The lure of field and ice

Posted June 19, 2013, at 9:20 a.m.
Katie McLaughlin (left) and Sierra Semmel (right) pose in their school uniforms at the Western New England Prep School All Star softball game.
Photo courtesy Sierra Semmel
Katie McLaughlin (left) and Sierra Semmel (right) pose in their school uniforms at the Western New England Prep School All Star softball game.

By Debra Bell

Of the Weekly Staff

 

Ask Dedham-native Sierra Semmel and Glenburn-native Katie McLaughlin why they love sports, and they’ll tell you that it’s simple: because it takes determination and tenacity.

And the rules don’t change if you’re a girl.

Semmel and McLaughlin, who attended Connecticut-based Taft School and Loomis Chaffee Prep School respectively, played in a Western New England Prep School All Star softball game. The girls were the only athletes chosen by their respective schools.

McLaughlin played shortstop for the game, a position she also played in her freshman year at Brewer High School. Semmel played catcher in the game.

Being named to the all star team is a unique opportunity to showcase talent, and both girls are proud of the honor.

McLaughlin was named a Founders’ League all-star at the end of the 2012 softball season, which is the league to which the Taft and Loomis Chaffee schools belong.

“I played this season with the same tenacity and was selected by my coach to play in the all-star game,” McLaughlin said.

For Semmel, getting to the All Star game was a decision made by her coaches.

“My coaches just watched for who worked hard in games and practice every day and who consistently hit and made the plays,” she said.

While their All Star team didn’t win, the girls said they enjoyed the opportunity to play.

They each decided to go to prep schools in Connecticut to pursue better opportunities for developing their skills as ice hockey players, as well as for a great education.

“I looked into attending a boarding school that had a girls hockey program because I would not get the exposure I needed if I wanted to play in college if I stayed in Maine,” McLaughlin said. “Not only did attending a boarding school in Connecticut provide me with more opportunities related to ice hockey, my skills in other sports were advanced as well. I also received a high quality education.”

Semmel saw similar opportunities at Loomis Chaffee Prep School.

“I went to Loomis initially because of ice hockey,” Semmel said. “There isn’t much girls hockey in Maine and I knew that to play at a higher level I would have to look out of state. The ice hockey coach at Loomis watched me play at a tournament when I was in eighth grade and from there started emailing my parents.

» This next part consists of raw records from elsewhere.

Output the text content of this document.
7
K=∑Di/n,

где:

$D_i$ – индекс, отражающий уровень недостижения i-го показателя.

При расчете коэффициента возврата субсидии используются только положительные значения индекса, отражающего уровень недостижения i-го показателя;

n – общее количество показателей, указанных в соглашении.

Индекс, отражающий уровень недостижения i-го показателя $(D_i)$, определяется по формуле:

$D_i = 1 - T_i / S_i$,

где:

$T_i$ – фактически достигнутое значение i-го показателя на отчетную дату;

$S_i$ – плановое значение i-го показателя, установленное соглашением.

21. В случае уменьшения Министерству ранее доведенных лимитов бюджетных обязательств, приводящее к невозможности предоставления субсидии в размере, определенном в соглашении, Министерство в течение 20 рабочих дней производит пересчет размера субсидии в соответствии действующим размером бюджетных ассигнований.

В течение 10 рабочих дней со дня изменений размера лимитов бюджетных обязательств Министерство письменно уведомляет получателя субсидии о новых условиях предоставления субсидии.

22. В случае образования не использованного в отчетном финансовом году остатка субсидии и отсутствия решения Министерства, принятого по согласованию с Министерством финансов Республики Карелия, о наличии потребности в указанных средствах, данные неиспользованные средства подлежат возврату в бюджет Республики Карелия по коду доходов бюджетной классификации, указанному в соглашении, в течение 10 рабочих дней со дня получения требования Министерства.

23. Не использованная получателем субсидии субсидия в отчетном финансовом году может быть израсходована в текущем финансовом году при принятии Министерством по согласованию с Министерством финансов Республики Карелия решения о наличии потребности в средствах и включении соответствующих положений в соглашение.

“I applied to a few other prep schools and ultimately chose Loomis. So I knew that I wanted to play a higher level hockey. After touring and interviewing, this school in Connecticut seemed like the perfect fit,” she said.

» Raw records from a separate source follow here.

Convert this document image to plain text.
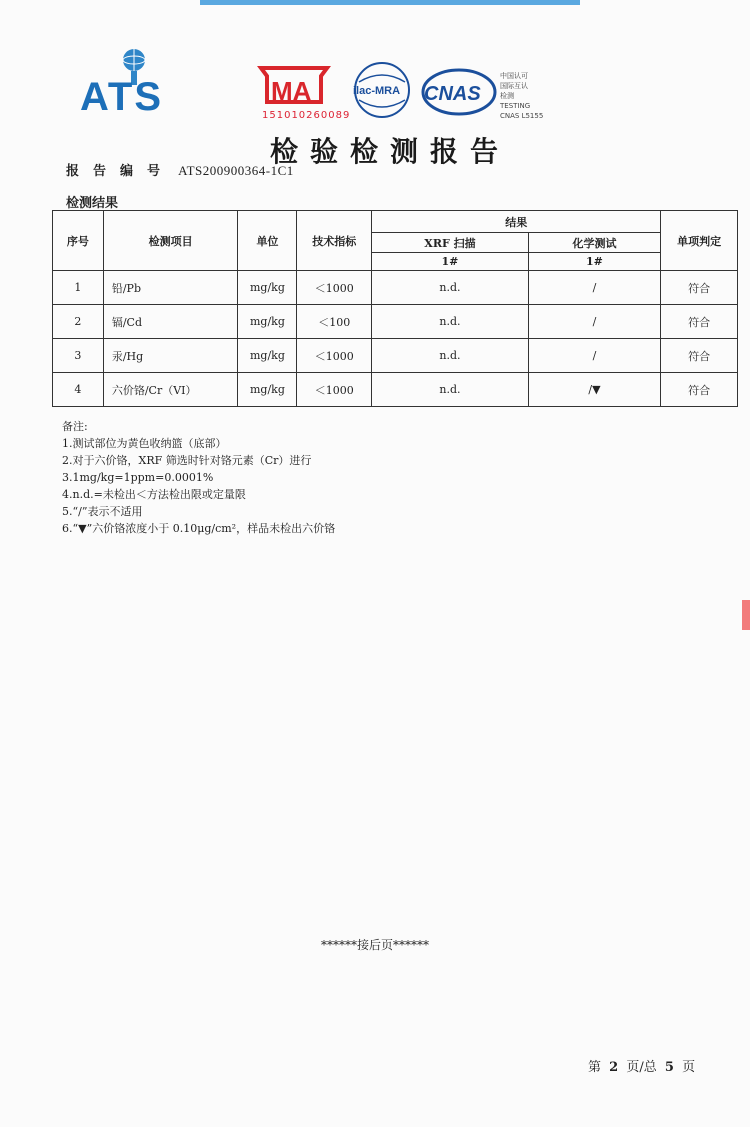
ATS	MA	ilac-MRA CNAS
151010260089
中国认可
国际互认
检测
TESTING
CNAS L5155
检验检测报告
报告编号 ATS200900364-1C1
检测结果
序号	检测项目	单位	技术指标	结果		单项判定
				XRF 扫描	化学测试	
				1#	1#	
1	铅/Pb	mg/kg	＜1000	n.d.	/	符合
2	镉/Cd	mg/kg	＜100	n.d.	/	符合
3	汞/Hg	mg/kg	＜1000	n.d.	/	符合
4	六价铬/Cr（VI）	mg/kg	＜1000	n.d.	/▼	符合
备注:
1.测试部位为黄色收纳篮（底部）
2.对于六价铬，XRF 筛选时针对铬元素（Cr）进行
3.1mg/kg=1ppm=0.0001%
4.n.d.=未检出＜方法检出限或定量限
5.“/”表示不适用
6.“▼”六价铬浓度小于 0.10μg/cm²，样品未检出六价铬
******接后页******
第 2 页/总 5 页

Ice hockey isn’t for the meek either, the girls said. Instead, it is a specialized sport and one where girls can’t be tentative.

For McLaughlin, her introduction to ice hockey was on travel teams where she was the sole female skater.

“I held my own playing with the boys for many years until inevitably the boys got taller and stronger,” she said. “That is when my playing time lessened.

“I am grateful for growing up playing with the boys though. I learned to keep my head up, unlike girls who have only played with girls. There is checking in boys hockey, and I was not exempt from that because I was a female … [so] I had to be quick and smart when the puck was on my stick,” McLaughlin said.

The skills she honed have made her a better player, she said. “I gained valuable skills from playing with the boys that transferred over to my playing with girls.”

Those skills include not only athletic prowess, but fast thinking and a dedication to teamwork.

“As a female athlete, playing at a higher level, both with Loomis and with the [Connecticut] Polar Bears tier 1 U19, has been both challenging and rewarding,” Semmel said. “Adjusting to the speed and physicality of prep school play took most of my freshman season. You can’t just jump onto the team and play first line and every power play immediately, you have to work your way up.

“Hockey interested me because it’s an extremely fast game,” she said. “It’s physical, and you have to be tough, but a lot of the time speed dominates. Also, some of the moves [that] players make are unbelievable, and I love seeing what a talented player will do with the puck to get around a defenseman.”

McLaughlin graduated this year and will attend Colby College in the fall, where she will play on the college’s ice hockey and softball teams.

Semmel will enter her junior year at Loomis Chaffee Prep School, where she will continue to play softball and ice hockey and will be the captain of the 2013-2014 field hockey team.